Mitigation: how are countries reducing their emissions of greenhouse gases?
Climate Change Mitigation can mean using new technologies and renewable energy sources, making older equipment more energy efficient, or changing management practices or consumer behaviour.
Countries are expected to show how they are planning to implement the Glasgow Climate Pact, to review their climate plans and create a work programme related to mitigation.
Adaptation: how are countries going to adapt and help others do the same?
Climate change is here and countries must adapt to climate consequences so that they can protect their citizens. There is the risk of more fires or floods, droughts, hotter or colder days or sea-level rise, depending on the location.
Last year, developed countries agreed to at least double finance for adaptation, and many stakeholders are calling for even greater levels of adaptation funding to match the amounts that are now being spent on mitigation, as established in the Paris Agreement. This will definitely be a big conversation topic at Sharm el-Sheikh.
What is this ‘loss and damage’ issue that we hear so much about?
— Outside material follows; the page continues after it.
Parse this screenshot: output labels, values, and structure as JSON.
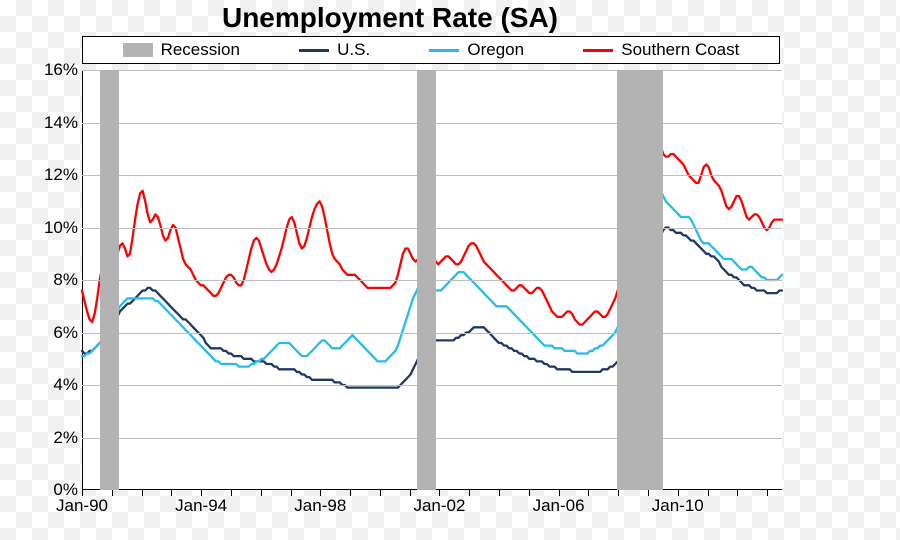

Climate change, through extreme weather events such as tropical cyclones, desertification and rising sea levels, causes costly damage to countries.
Because the intensification of these otherwise “natural disasters” is being caused by the rise in greenhouse gas emissions, mostly from rich industrialized countries, developing countries - often the most affected - argue that they should receive compensation. There have been discussions around establishing a ‘Loss and Damage fund’, but nothing concrete.
Around 30,000 people are registered to attend representing governments, businesses, non-governmental organizations and civil society groups. The conference runs from 6 to 18 November in Sharm El-Sheikh, Egypt.